2. Core billable items

Pay-by-ingested-data

Ingested raw data volume: This is the primary cost driver, billed based on the uncompressed size (in GB) of your raw logs. This fee includes data writes, indexing, API calls, and the first month (30 days) of hot storage.
Storage fees: If logs are stored for more than 30 days, additional storage fees will apply.

Pay-by-feature

Index traffic: SLS charges this one-time fee when you write data, based on the uncompressed size of the raw logs. This is a prerequisite for making logs searchable.
Storage fees: Storage is billed from the first day, based on the actual space occupied by the compressed data.
Read and write traffic, number of reads and writes, and active shards.

FAQ

Can I import the WebTracking SDK using a CDN?

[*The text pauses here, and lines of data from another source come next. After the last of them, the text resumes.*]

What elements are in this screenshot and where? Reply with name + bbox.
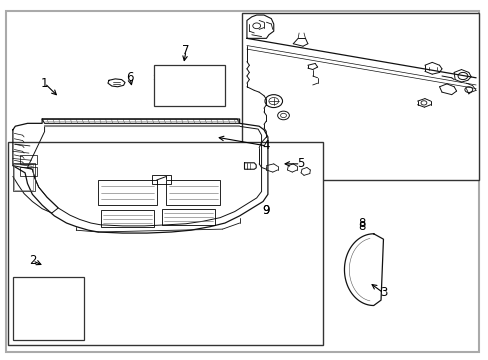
Text: 5: 5 (296, 157, 304, 170)
Text: 8: 8 (357, 216, 365, 230)
Bar (154, 65, 224, 107)
Bar (13, 277, 83, 339)
Bar (13, 163, 35, 192)
Text: 4: 4 (262, 139, 270, 152)
Bar (98, 180, 157, 205)
Text: 1: 1 (41, 77, 48, 90)
Bar (161, 209, 215, 225)
Text: 7: 7 (182, 44, 189, 57)
Bar (242, 13, 478, 180)
Bar (166, 180, 220, 205)
Bar (101, 211, 154, 226)
Bar (20, 167, 37, 176)
Text: 9: 9 (262, 204, 270, 217)
Text: 2: 2 (29, 254, 36, 267)
Text: 9: 9 (262, 204, 270, 217)
Bar (152, 175, 171, 184)
Text: 3: 3 (379, 287, 386, 300)
Bar (20, 155, 37, 164)
Bar (14, 164, 33, 190)
Text: 6: 6 (126, 71, 133, 84)
Bar (8, 142, 322, 345)
Text: 8: 8 (357, 220, 365, 233)
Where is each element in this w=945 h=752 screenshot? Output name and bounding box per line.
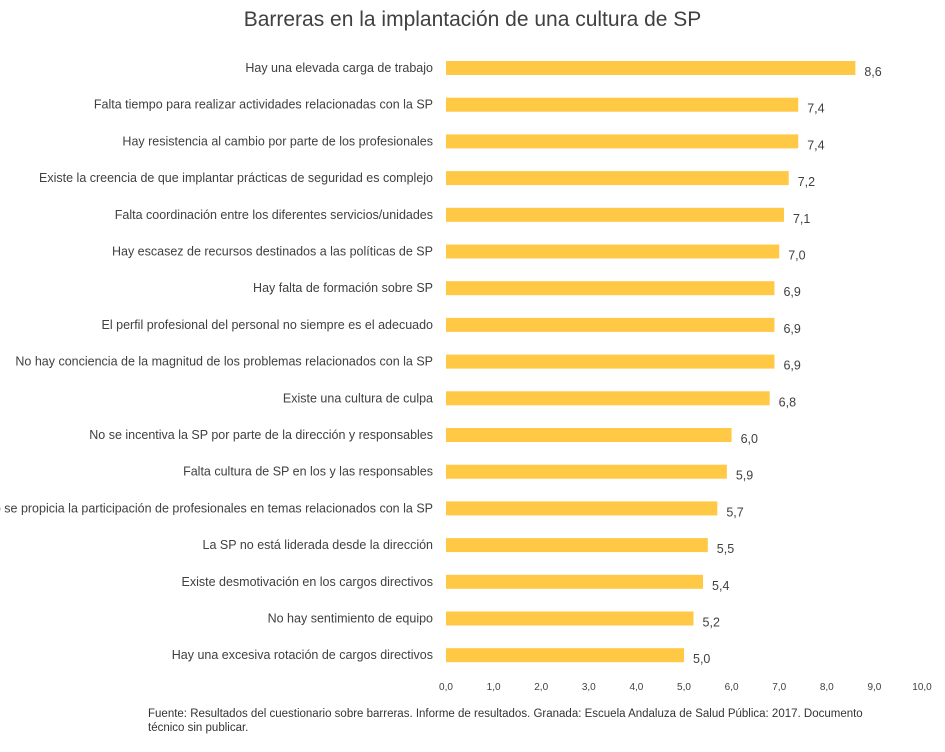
x-tick-label: 4,0 — [629, 682, 643, 693]
data-label: 7,4 — [807, 102, 824, 116]
x-tick-label: 9,0 — [867, 682, 881, 693]
category-label: Existe la creencia de que implantar prác… — [39, 171, 433, 185]
category-label: El perfil profesional del personal no si… — [102, 318, 433, 332]
bar — [446, 391, 770, 406]
category-label: La SP no está liderada desde la direcció… — [203, 538, 434, 552]
data-label: 5,7 — [726, 505, 743, 519]
data-label: 7,0 — [788, 249, 805, 263]
category-label: No hay sentimiento de equipo — [268, 612, 433, 626]
category-label: Falta cultura de SP en los y las respons… — [183, 465, 433, 479]
category-label: No se propicia la participación de profe… — [0, 501, 433, 515]
x-tick-label: 7,0 — [772, 682, 786, 693]
bar — [446, 538, 708, 553]
data-label: 8,6 — [864, 65, 881, 79]
data-label: 6,9 — [783, 322, 800, 336]
bar-chart: Hay una elevada carga de trabajo 8,6 Falta… — [0, 61, 932, 693]
bar — [446, 611, 694, 626]
x-tick-label: 8,0 — [820, 682, 834, 693]
category-label: Existe una cultura de culpa — [283, 391, 433, 405]
category-label: Hay resistencia al cambio por parte de l… — [122, 134, 433, 148]
bar — [446, 97, 799, 112]
category-label: No hay conciencia de la magnitud de los … — [15, 355, 433, 369]
data-label: 5,4 — [712, 579, 729, 593]
bar — [446, 207, 784, 222]
bar — [446, 281, 775, 296]
data-label: 6,8 — [779, 395, 796, 409]
data-label: 5,5 — [717, 542, 734, 556]
bar — [446, 648, 684, 663]
x-tick-label: 0,0 — [439, 682, 453, 693]
category-label: Falta tiempo para realizar actividades r… — [94, 98, 433, 112]
x-tick-label: 5,0 — [677, 682, 691, 693]
x-tick-label: 2,0 — [534, 682, 548, 693]
x-tick-label: 6,0 — [725, 682, 739, 693]
data-label: 7,2 — [798, 175, 815, 189]
data-label: 6,9 — [783, 359, 800, 373]
data-label: 7,1 — [793, 212, 810, 226]
source-note: Fuente: Resultados del cuestionario sobr… — [148, 708, 863, 734]
category-label: Hay escasez de recursos destinados a las… — [112, 245, 433, 259]
bar — [446, 317, 775, 332]
bar — [446, 464, 727, 479]
data-label: 5,0 — [693, 652, 710, 666]
bar — [446, 354, 775, 369]
data-label: 7,4 — [807, 138, 824, 152]
bar — [446, 171, 789, 186]
data-label: 6,0 — [741, 432, 758, 446]
bar — [446, 574, 704, 589]
category-label: No se incentiva la SP por parte de la di… — [89, 428, 433, 442]
x-tick-label: 1,0 — [487, 682, 501, 693]
bar — [446, 61, 856, 75]
category-label: Hay una excesiva rotación de cargos dire… — [172, 648, 433, 662]
category-label: Existe desmotivación en los cargos direc… — [181, 575, 433, 589]
data-label: 5,2 — [703, 616, 720, 630]
category-label: Falta coordinación entre los diferentes … — [115, 208, 433, 222]
x-tick-label: 3,0 — [582, 682, 596, 693]
data-label: 5,9 — [736, 469, 753, 483]
bar — [446, 134, 799, 149]
data-label: 6,9 — [783, 285, 800, 299]
bar — [446, 501, 718, 516]
bar — [446, 244, 780, 259]
chart-title: Barreras en la implantación de una cultu… — [243, 8, 702, 31]
bar — [446, 428, 732, 442]
category-label: Hay una elevada carga de trabajo — [245, 61, 433, 75]
x-tick-label: 10,0 — [912, 682, 932, 693]
category-label: Hay falta de formación sobre SP — [253, 281, 433, 295]
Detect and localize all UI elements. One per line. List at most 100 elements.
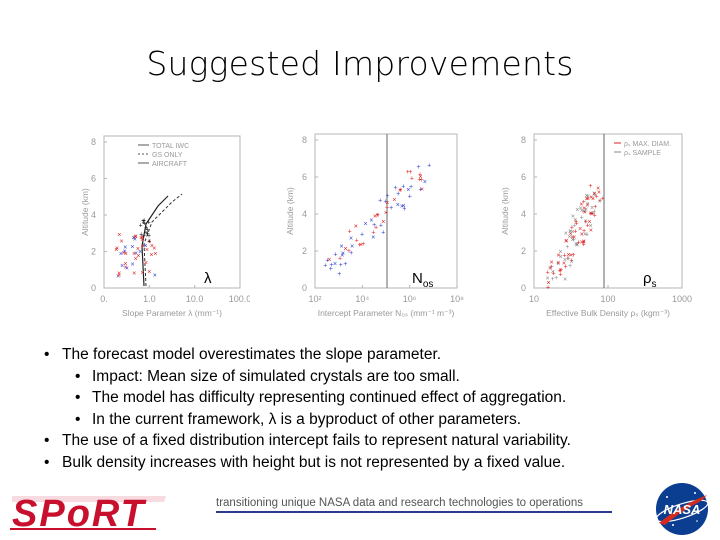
scatter-point: × — [392, 197, 396, 204]
scatter-point: × — [152, 246, 156, 253]
x-tick-label: 10.0 — [186, 294, 204, 304]
scatter-point: × — [115, 246, 119, 253]
scatter-point: + — [325, 258, 329, 265]
y-tick-label: 2 — [302, 246, 307, 256]
scatter-point: + — [361, 241, 365, 248]
scatter-point: × — [134, 233, 138, 240]
scatter-point: × — [117, 273, 121, 280]
sub-bullet-item: • The model has difficulty representing c… — [42, 387, 702, 409]
y-tick-label: 8 — [521, 135, 526, 145]
scatter-point: + — [568, 263, 572, 270]
scatter-point: × — [587, 219, 591, 226]
scatter-point: × — [114, 247, 118, 254]
scatter-point: × — [578, 206, 582, 213]
scatter-point: × — [384, 210, 388, 217]
scatter-point: × — [339, 244, 343, 251]
scatter-point: + — [348, 229, 352, 236]
scatter-point: + — [588, 183, 592, 190]
scatter-point: + — [374, 225, 378, 232]
y-tick-label: 6 — [521, 172, 526, 182]
legend-entry: TOTAL IWC — [152, 143, 189, 150]
scatter-point: × — [117, 232, 121, 239]
y-tick-label: 0 — [302, 283, 307, 293]
scatter-point: × — [563, 257, 567, 264]
scatter-point: × — [574, 242, 578, 249]
bullet-marker: • — [44, 346, 50, 363]
scatter-point: + — [381, 230, 385, 237]
scatter-point: × — [579, 201, 583, 208]
scatter-point: × — [423, 179, 427, 186]
footer-tagline: transitioning unique NASA data and resea… — [216, 497, 583, 509]
x-tick-label: 10⁸ — [450, 294, 464, 304]
y-axis-label: Altitude (km) — [500, 187, 510, 235]
bullet-marker: • — [75, 367, 81, 385]
scatter-point: × — [585, 203, 589, 210]
bullet-text: Bulk density increases with height but i… — [62, 453, 566, 471]
x-tick-label: 0. — [100, 294, 108, 304]
scatter-point: + — [563, 264, 567, 271]
scatter-point: × — [582, 239, 586, 246]
scatter-point: × — [132, 235, 136, 242]
scatter-point: × — [396, 202, 400, 209]
x-tick-label: 10 — [529, 294, 539, 304]
aircraft-point: + — [142, 233, 146, 240]
scatter-point: × — [373, 213, 377, 220]
scatter-point: × — [592, 191, 596, 198]
bullet-item: • Bulk density increases with height but … — [42, 452, 702, 474]
scatter-point: × — [593, 192, 597, 199]
scatter-point: × — [140, 237, 144, 244]
y-axis-label: Altitude (km) — [285, 187, 295, 235]
footer-divider — [216, 511, 612, 513]
scatter-point: × — [550, 259, 554, 266]
scatter-point: × — [571, 213, 575, 220]
scatter-point: × — [134, 256, 138, 263]
scatter-point: + — [355, 237, 359, 244]
scatter-point: × — [132, 235, 136, 242]
scatter-point: + — [562, 253, 566, 260]
scatter-point: × — [585, 196, 589, 203]
scatter-point: × — [562, 261, 566, 268]
sport-logo: SPoRT — [10, 493, 166, 534]
scatter-point: + — [582, 228, 586, 235]
scatter-point: × — [585, 193, 589, 200]
scatter-point: × — [596, 186, 600, 193]
scatter-point: + — [546, 284, 550, 291]
scatter-point: × — [143, 243, 147, 250]
scatter-point: × — [580, 240, 584, 247]
scatter-point: + — [394, 185, 398, 192]
scatter-point: + — [582, 199, 586, 206]
scatter-point: × — [548, 265, 552, 272]
scatter-point: + — [385, 205, 389, 212]
scatter-point: + — [550, 264, 554, 271]
scatter-point: × — [140, 234, 144, 241]
scatter-point: + — [571, 252, 575, 259]
scatter-point: × — [568, 228, 572, 235]
aircraft-point: + — [145, 227, 149, 234]
scatter-point: + — [551, 271, 555, 278]
scatter-point: × — [578, 226, 582, 233]
y-tick-label: 6 — [302, 172, 307, 182]
nasa-logo: NASA — [655, 483, 709, 535]
x-tick-label: 1000 — [672, 294, 692, 304]
scatter-point: × — [592, 190, 596, 197]
scatter-point: × — [123, 261, 127, 268]
scatter-point: × — [580, 208, 584, 215]
scatter-point: × — [123, 264, 127, 271]
scatter-point: × — [582, 206, 586, 213]
scatter-point: × — [569, 253, 573, 260]
scatter-point: × — [556, 253, 560, 260]
scatter-point: × — [369, 218, 373, 225]
scatter-point: × — [575, 243, 579, 250]
scatter-point: × — [569, 231, 573, 238]
scatter-point: × — [122, 250, 126, 257]
scatter-point: × — [150, 243, 154, 250]
scatter-point: + — [546, 269, 550, 276]
scatter-point: + — [584, 219, 588, 226]
aircraft-point: + — [147, 239, 151, 246]
scatter-point: + — [565, 244, 569, 251]
scatter-point: + — [566, 256, 570, 263]
scatter-point: × — [559, 254, 563, 261]
scatter-point: + — [558, 267, 562, 274]
scatter-point: × — [363, 221, 367, 228]
scatter-point: × — [344, 246, 348, 253]
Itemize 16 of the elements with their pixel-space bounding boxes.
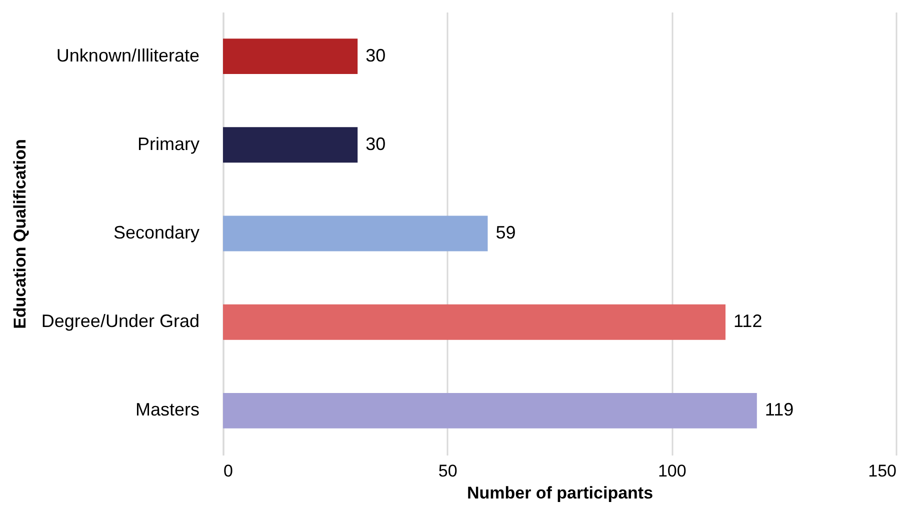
y-axis-title: Education Qualification	[10, 139, 30, 329]
data-label: 59	[496, 222, 516, 242]
y-tick-label: Primary	[138, 134, 200, 154]
x-tick-label: 100	[658, 462, 686, 480]
y-tick-label: Secondary	[113, 222, 200, 242]
x-tick-label: 150	[868, 462, 896, 480]
y-tick-label: Unknown/Illiterate	[56, 45, 200, 66]
x-tick-label: 50	[438, 462, 458, 480]
data-label: 112	[734, 311, 762, 332]
y-tick-label: Degree/Under Grad	[41, 311, 200, 332]
data-label: 30	[366, 45, 386, 66]
data-label: 30	[366, 134, 386, 154]
x-tick-label: 0	[224, 462, 233, 480]
x-axis-title: Number of participants	[466, 484, 654, 502]
y-tick-label: Masters	[135, 400, 200, 420]
data-label: 119	[764, 400, 794, 420]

Yes. This approach works well for lightweight frontend projects, static pages, or for quick validation if an npm-based build process is not available.

Risk of outdated versions: The latest version on the CDN is 0.3.5. This version may have fewer features than the latest version on npm.

How to import:

Add the following script reference to the <head> or <body> tag of your HTML file.

<script src="https://g.alicdn.com/sls/sls-js-sdk/0.3.5/web-track-browser.js"></script>

After the SDK loads, initialize the tracker instance using the global object window.SLS_Tracker:

if (window.SLS_Tracker) {
  const tracker = new SLS_Tracker({
    host: 'your-project.ap-southeast-1.log.aliyuncs.com',
    project: 'your-project',
    logstore: 'your-logstore',
    time: 10,
    count: 10
  });
}

References

Appendix 1: STS examples in multiple languages

Alibaba Cloud provides open-source examples in multiple languages to help you quickly build a backend STS credential service. These examples use the AssumeRole API to securely issue temporary access tokens to frontend applications.

Example project address: Java, Node.js, PHP, Ruby

Modify the config.json file and start the service using the command for your chosen language.

Language	Port
Java	7080
Node.js	3000
PHP	8000
Ruby	4567

Appendix II: Sample frontend application project

Browser: simple-web-tracking-sts.zip.